Browse Tag: wwf

Words with Friends

Hi all.

If you’ve got a mobile device of some sort that can run the Words with Friends application, then there’s a chance that you’re as hooked on this game as I am. WWF is essentially Scrabble by another name. But since it plays out in the Wild West (my own name for the internet and/or wireless network that connects us all globally), you’re playing matches against many people whom you don’t know. Sure, you can also play against your friends or acquaintances–one of you has to search for the other’s WWF screen name and then initiate a match. But you can also look at the app’s Facebook page where users often post their screen names. Or you can do like I do and let the app search for a random player who happens to be online at the same time as I am (I found my favorite opponent this way; I play with him/her almost exclusively).

Let’s face it–it’s not easy in this day and age to find an ideal opponent in a game that makes decent use of one’s mind. By ideal, I mean someone who’s as intelligent as you–or more so, hence encouraging you to get better–and someone who’s no-maintenance. We lead busy, complicated lives and live in homes with “open floorplans” where all our crap is laid out for all to see.

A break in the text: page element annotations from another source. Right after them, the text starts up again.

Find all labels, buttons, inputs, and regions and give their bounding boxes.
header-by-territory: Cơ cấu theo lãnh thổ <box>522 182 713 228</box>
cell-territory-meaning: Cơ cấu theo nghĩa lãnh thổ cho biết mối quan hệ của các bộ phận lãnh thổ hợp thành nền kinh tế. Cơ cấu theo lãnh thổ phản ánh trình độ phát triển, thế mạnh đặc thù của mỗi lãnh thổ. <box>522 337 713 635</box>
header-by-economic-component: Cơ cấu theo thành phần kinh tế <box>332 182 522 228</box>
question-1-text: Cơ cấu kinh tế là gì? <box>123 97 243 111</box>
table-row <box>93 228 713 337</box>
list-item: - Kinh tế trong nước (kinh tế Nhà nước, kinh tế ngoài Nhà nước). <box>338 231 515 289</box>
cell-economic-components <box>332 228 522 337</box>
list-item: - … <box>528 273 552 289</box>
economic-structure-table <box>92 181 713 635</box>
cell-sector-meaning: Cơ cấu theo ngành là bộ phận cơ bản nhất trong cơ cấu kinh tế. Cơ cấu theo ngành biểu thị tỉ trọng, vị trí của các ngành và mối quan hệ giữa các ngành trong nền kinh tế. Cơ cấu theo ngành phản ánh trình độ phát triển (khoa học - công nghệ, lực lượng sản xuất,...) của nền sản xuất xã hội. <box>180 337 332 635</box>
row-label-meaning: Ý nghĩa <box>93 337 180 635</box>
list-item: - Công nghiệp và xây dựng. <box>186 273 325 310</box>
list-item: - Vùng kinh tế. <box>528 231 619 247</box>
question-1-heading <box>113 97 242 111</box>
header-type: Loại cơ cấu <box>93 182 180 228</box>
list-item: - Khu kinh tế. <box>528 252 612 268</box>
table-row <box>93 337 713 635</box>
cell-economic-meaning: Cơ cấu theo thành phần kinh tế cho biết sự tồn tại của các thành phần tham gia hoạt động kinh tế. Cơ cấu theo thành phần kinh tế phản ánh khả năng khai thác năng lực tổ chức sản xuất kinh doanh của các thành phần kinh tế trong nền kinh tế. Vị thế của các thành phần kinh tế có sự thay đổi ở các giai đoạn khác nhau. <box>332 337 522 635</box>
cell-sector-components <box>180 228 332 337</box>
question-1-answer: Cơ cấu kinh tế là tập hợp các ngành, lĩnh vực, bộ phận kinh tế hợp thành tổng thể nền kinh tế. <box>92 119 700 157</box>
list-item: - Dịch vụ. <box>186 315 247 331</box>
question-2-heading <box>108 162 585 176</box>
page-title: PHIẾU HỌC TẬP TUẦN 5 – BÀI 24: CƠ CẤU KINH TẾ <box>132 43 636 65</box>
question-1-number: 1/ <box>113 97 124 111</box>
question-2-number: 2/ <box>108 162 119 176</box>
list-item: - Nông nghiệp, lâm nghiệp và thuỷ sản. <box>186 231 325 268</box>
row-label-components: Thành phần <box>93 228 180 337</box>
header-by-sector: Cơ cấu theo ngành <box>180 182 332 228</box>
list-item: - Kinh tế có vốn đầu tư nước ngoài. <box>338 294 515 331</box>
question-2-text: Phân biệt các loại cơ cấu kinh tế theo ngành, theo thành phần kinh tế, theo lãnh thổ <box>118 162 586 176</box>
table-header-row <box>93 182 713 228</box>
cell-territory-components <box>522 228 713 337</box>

Today, inviting someone over is no longer receiving them in your pretty little parlor room for a round of chess or bridge; it often means putting laundry away and mopping the floors and emptying the sink and preparing a meal: stuff you might not feel like doing right this moment.

Enter WWF. You make your move on the board at your convenience; your opponent makes a different move at his/her convenience. You check in whenever you’d like and play according to your own schedule. Matches can go on for days. How lovely and low-key. Whenever I know I’ll be traveling and won’t be able to check in or play for a few days, I tell my one opponent over the chat function. We never carry on long conversations, but we always wish each other safe travels and congratulate each other on off-the-chart point combinations.

I’m a decent player. I don’t cheat–apparently there are apps where you can plug in your letters and the app will tell you the best point combination, don’t see the point in playing this way. I am, however, the occasional “plugger.” On the WWF Facebook page, it reads the following: “according to the Texas Rangers baseball team, a plugger is a player who, without penalty, throws down made-up words at the board until one of them sticks.’ I’ve done this, and I argue that it’s NOT cheating since it’s coming from my own brain. If this word I’ve never heard of gets accepted on the board, I promptly look it up in the dictionary and add it to my vocabulary.

You’ll find a bit of everything and every kind of sportsmanship in the WWF corner of the Wild West: obsessive players, not-too-bright players, ultra-smarties, and sore losers who will resign the game if they see you’re doing much better than they are, or who accuse you of cheating if you put a word on the board that they’ve never heard of. Of course, a game or sport–even a seemingly innocuous one like Words with Friends– is just another arena in life where we display our best or worst qualities.